Breaking point? We passed that breaking point years ago.
We voted down school budgets -- senselessly and wrongfully -- and that gave us no relief. Even in austerity came tax increases.
We championed legislation in Albany to create a process to consolidate or eliminate inefficient local government. The law has yet to go into effect, and query as to what its impact will be on the bottom line.
We've tried, with rather wimpish efforts, and zero results, to "Fix Albany." Yoo hoo. Its still broken!
We've even proposed a local, progressive income tax as a viable alternative to the regressive school property tax, so that we pay based on what we earn, not on the artificial value of property we own.

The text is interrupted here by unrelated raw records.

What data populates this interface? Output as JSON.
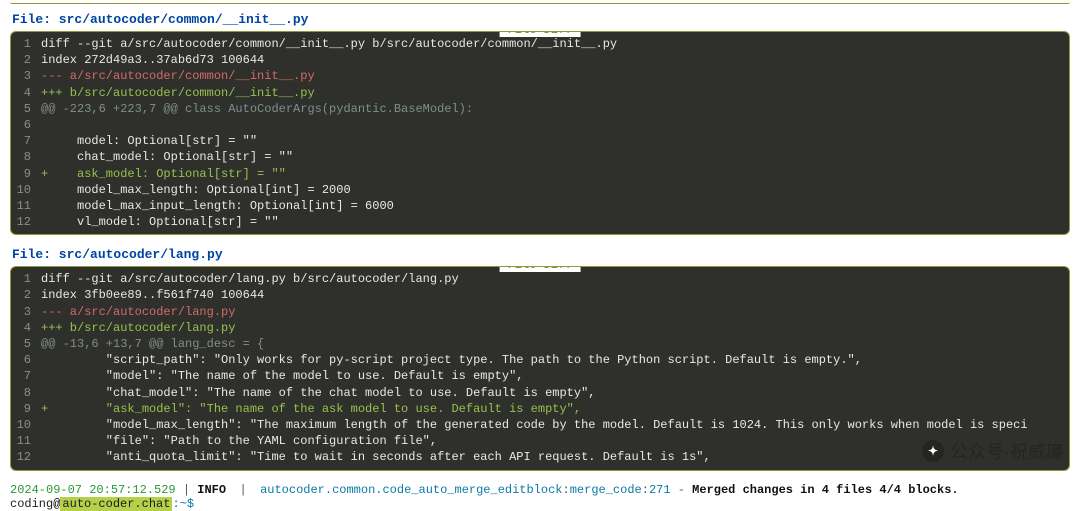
{
  "diff_label": "File Diff",
  "files": [
    {
      "header": "File: src/autocoder/common/__init__.py",
      "lines": [
        {
          "n": 1,
          "cls": "normal",
          "text": "diff --git a/src/autocoder/common/__init__.py b/src/autocoder/common/__init__.py"
        },
        {
          "n": 2,
          "cls": "normal",
          "text": "index 272d49a3..37ab6d73 100644"
        },
        {
          "n": 3,
          "cls": "del",
          "text": "--- a/src/autocoder/common/__init__.py"
        },
        {
          "n": 4,
          "cls": "add",
          "text": "+++ b/src/autocoder/common/__init__.py"
        },
        {
          "n": 5,
          "cls": "hunk",
          "text": "@@ -223,6 +223,7 @@ class AutoCoderArgs(pydantic.BaseModel):"
        },
        {
          "n": 6,
          "cls": "normal",
          "text": ""
        },
        {
          "n": 7,
          "cls": "normal",
          "text": "     model: Optional[str] = \"\""
        },
        {
          "n": 8,
          "cls": "normal",
          "text": "     chat_model: Optional[str] = \"\""
        },
        {
          "n": 9,
          "cls": "add",
          "text": "+    ask_model: Optional[str] = \"\""
        },
        {
          "n": 10,
          "cls": "normal",
          "text": "     model_max_length: Optional[int] = 2000"
        },
        {
          "n": 11,
          "cls": "normal",
          "text": "     model_max_input_length: Optional[int] = 6000"
        },
        {
          "n": 12,
          "cls": "normal",
          "text": "     vl_model: Optional[str] = \"\""
        }
      ]
    },
    {
      "header": "File: src/autocoder/lang.py",
      "lines": [
        {
          "n": 1,
          "cls": "normal",
          "text": "diff --git a/src/autocoder/lang.py b/src/autocoder/lang.py"
        },
        {
          "n": 2,
          "cls": "normal",
          "text": "index 3fb0ee89..f561f740 100644"
        },
        {
          "n": 3,
          "cls": "del",
          "text": "--- a/src/autocoder/lang.py"
        },
        {
          "n": 4,
          "cls": "add",
          "text": "+++ b/src/autocoder/lang.py"
        },
        {
          "n": 5,
          "cls": "hunk",
          "text": "@@ -13,6 +13,7 @@ lang_desc = {"
        },
        {
          "n": 6,
          "cls": "normal",
          "text": "         \"script_path\": \"Only works for py-script project type. The path to the Python script. Default is empty.\","
        },
        {
          "n": 7,
          "cls": "normal",
          "text": "         \"model\": \"The name of the model to use. Default is empty\","
        },
        {
          "n": 8,
          "cls": "normal",
          "text": "         \"chat_model\": \"The name of the chat model to use. Default is empty\","
        },
        {
          "n": 9,
          "cls": "add",
          "text": "+        \"ask_model\": \"The name of the ask model to use. Default is empty\","
        },
        {
          "n": 10,
          "cls": "normal",
          "text": "         \"model_max_length\": \"The maximum length of the generated code by the model. Default is 1024. This only works when model is speci"
        },
        {
          "n": 11,
          "cls": "normal",
          "text": "         \"file\": \"Path to the YAML configuration file\","
        },
        {
          "n": 12,
          "cls": "normal",
          "text": "         \"anti_quota_limit\": \"Time to wait in seconds after each API request. Default is 1s\","
        }
      ]
    }
  ],
  "status": {
    "timestamp": "2024-09-07 20:57:12.529",
    "sep": " | ",
    "level": "INFO",
    "module": "autocoder.common.code_auto_merge_editblock",
    "colon": ":",
    "func": "merge_code",
    "line": "271",
    "dash": " - ",
    "message": "Merged changes in 4 files 4/4 blocks."
  },
  "prompt": {
    "user": "coding",
    "at": "@",
    "host": "auto-coder.chat",
    "path": ":~$ "
  },
  "watermark": {
    "label": "公众号·祝威廉"
  }
}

No, that was poo pooed too.
So, here we are, stuck with the status quo, digging deeper into our near-empty pockets each year to pay for schools that aren't nearly as great as they were once claimed to be, for services that are either wasteful or unnecessary (such a 6 garbage collection days per week), and for way too much government, capable only, it would seem, of finding new ways to tax us -- through fees, fares, and just plain old taxes (they don't even try to disguise them anymore) -- so that the vicious cycle of spend, spend, spend can continue.
It has always been our mindset at The Community Alliance that the status quo is never good enough.
Now, that status quo is choking us to death in Nassau County, be it on the front of planning, zoning, visioning, or that old standby that seemed to work so very well lo these many years, taxing the populace to debt.